Pembroke is intimately connected with the revival of learning in England. Henry VI. contributed generously to the foundation, and practically set it upon a new footing. Laurence Booth, who became master in 1450 and held the office until his death, was a man of great learning. His ecclesiastical promotion was rapid; he became Bishop of Durham in 1457, and Archbishop of York in 1476. Thomas Rotherham* succeeded him as Archbishop of York and Master of Pembroke. Rotherham, whose actual surname was Scott, was one of the most active promoters of learning in England. He had previously filled the sees of Rochester and Lincoln, and was Archbishop of York for twenty-one years. While Bishop of Lincoln, he had built the east side of the University Library, and he became the second founder of Lincoln College at Oxford. As Lord Chancellor of England, his political career was stormy. Fuller, in speaking of his library at Pembroke, says “Many have mistaken this for the performance of Richard the Third, merely because his Crest the _Boar_ is set up therein. Whereas the truth is that _Rotheram_ having felt the sharp Tuskes of that _Boar_ (when imprisoned by the aforesaid King for resigning the Great Seal of England to Queen Elizabeth, the relict of King Edward the Fourth) advanced his arms thereon that he might ingratiate himself.” Rotherham fell on more peaceful days when Henry VII. came to the throne.
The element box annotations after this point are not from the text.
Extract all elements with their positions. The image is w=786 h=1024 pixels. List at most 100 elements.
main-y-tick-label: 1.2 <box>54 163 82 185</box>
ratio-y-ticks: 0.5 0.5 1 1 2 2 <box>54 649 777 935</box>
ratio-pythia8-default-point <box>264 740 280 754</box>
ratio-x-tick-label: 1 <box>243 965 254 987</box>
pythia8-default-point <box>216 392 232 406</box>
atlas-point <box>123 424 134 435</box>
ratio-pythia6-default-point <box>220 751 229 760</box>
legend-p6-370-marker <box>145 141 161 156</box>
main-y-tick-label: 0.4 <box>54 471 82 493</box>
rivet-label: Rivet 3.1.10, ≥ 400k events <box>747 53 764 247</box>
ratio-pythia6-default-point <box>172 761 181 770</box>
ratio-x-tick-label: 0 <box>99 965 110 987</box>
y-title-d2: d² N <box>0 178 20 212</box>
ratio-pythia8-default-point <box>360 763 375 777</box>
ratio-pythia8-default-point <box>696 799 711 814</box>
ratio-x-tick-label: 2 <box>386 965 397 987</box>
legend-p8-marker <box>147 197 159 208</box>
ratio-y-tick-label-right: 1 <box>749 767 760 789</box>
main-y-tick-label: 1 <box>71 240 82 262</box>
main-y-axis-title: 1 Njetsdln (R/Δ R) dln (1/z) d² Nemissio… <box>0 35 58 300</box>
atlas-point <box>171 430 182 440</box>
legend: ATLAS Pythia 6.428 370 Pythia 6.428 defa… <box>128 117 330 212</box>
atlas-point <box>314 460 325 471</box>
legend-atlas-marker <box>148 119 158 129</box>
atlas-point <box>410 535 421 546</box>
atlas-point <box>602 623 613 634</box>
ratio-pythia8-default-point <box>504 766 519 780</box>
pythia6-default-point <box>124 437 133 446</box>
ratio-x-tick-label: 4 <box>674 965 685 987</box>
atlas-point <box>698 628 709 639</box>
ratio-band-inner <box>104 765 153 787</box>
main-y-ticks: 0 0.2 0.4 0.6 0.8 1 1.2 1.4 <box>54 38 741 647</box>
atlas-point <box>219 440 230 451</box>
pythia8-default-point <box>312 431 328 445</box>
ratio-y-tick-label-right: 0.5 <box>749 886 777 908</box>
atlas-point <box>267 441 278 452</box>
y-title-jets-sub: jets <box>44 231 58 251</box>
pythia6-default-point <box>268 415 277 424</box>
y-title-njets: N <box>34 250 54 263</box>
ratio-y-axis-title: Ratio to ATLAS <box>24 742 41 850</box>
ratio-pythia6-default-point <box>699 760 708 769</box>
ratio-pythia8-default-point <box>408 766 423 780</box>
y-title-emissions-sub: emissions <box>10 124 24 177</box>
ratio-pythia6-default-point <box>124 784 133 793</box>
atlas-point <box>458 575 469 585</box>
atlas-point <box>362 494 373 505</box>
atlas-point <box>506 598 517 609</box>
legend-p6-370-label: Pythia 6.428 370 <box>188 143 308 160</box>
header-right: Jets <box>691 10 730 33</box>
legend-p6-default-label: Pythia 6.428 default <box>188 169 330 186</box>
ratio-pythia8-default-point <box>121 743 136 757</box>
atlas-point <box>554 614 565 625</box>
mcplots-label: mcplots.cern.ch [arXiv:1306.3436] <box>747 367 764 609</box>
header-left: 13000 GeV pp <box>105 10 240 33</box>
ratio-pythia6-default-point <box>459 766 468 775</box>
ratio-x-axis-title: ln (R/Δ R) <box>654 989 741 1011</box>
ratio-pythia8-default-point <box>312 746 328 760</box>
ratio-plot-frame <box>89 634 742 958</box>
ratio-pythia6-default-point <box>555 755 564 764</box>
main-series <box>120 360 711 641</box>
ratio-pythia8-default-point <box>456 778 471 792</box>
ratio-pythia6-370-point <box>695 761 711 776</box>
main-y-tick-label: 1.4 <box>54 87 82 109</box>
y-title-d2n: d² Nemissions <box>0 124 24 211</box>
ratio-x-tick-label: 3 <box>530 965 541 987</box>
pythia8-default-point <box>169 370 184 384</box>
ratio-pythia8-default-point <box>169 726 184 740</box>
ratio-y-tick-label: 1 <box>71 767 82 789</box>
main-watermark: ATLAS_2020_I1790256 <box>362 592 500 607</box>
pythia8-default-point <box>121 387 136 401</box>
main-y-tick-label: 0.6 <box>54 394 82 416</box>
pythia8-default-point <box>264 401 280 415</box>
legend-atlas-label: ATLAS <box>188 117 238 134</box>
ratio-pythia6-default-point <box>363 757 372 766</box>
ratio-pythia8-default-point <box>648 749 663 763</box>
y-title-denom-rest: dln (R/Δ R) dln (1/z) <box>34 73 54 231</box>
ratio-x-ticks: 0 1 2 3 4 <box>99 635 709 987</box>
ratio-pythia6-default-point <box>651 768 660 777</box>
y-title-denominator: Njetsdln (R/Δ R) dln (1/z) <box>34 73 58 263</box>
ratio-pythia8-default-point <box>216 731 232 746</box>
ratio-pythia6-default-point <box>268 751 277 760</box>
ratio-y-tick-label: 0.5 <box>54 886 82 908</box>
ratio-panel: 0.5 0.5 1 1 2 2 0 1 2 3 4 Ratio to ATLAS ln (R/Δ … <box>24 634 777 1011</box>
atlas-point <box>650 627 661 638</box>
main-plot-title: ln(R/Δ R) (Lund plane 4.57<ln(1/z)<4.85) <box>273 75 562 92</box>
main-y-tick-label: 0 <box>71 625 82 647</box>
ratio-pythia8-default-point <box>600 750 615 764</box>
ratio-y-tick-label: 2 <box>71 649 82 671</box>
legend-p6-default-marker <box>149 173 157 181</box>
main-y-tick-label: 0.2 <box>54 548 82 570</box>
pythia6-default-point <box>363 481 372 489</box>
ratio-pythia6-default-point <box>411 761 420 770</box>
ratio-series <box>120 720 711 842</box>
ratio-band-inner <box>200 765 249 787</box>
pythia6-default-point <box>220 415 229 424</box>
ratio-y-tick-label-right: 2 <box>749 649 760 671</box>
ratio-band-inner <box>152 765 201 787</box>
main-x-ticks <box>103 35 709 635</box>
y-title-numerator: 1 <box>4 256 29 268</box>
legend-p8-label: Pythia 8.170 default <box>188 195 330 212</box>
He resigned the mastership in 1488, and died of the plague at Cawood in 1501.

Curiously enough, the next master but two, Richard Foxe (* copy of Oxford pictures) founded Corpus Christi College at Oxford, just as Rotherham had re-founded Lincoln. He was at that time Master of Pembroke and Bishop of Winchester. Foxe was one of the greatest prelates of that great age. His benefactions to learning were innumerable and priceless; three colleges at Oxford and three at Cambridge count him among their benefactors; his splendid chantry at Winchester, one of the finest pieces of Renaissance sculpture which we possess, is entirely characteristic of this princely ecclesiastic. His enlightened religious views made him the friend and patron of the great scholars who flourished during the reign of Henry VII. He was also remarkable for his political activity; he was the chief agent in the establishment of the Tudor dynasty, and was one of the supporters of the throne against Perkin Warbeck’s rebellion. Ford, in his historical drama of _Perkin Warbeck_, drew Foxe’s character with admirable force. He died in 1528, old and almost blind, but still retaining all his vigour and adhering to his bishoprick with great tenacity. Foxe may be regarded as one of our earliest and wisest Reformers: he died too early for the final quarrel with Rome, but there can hardly be any doubt that he would have exerted his influence to prevent a formal breach.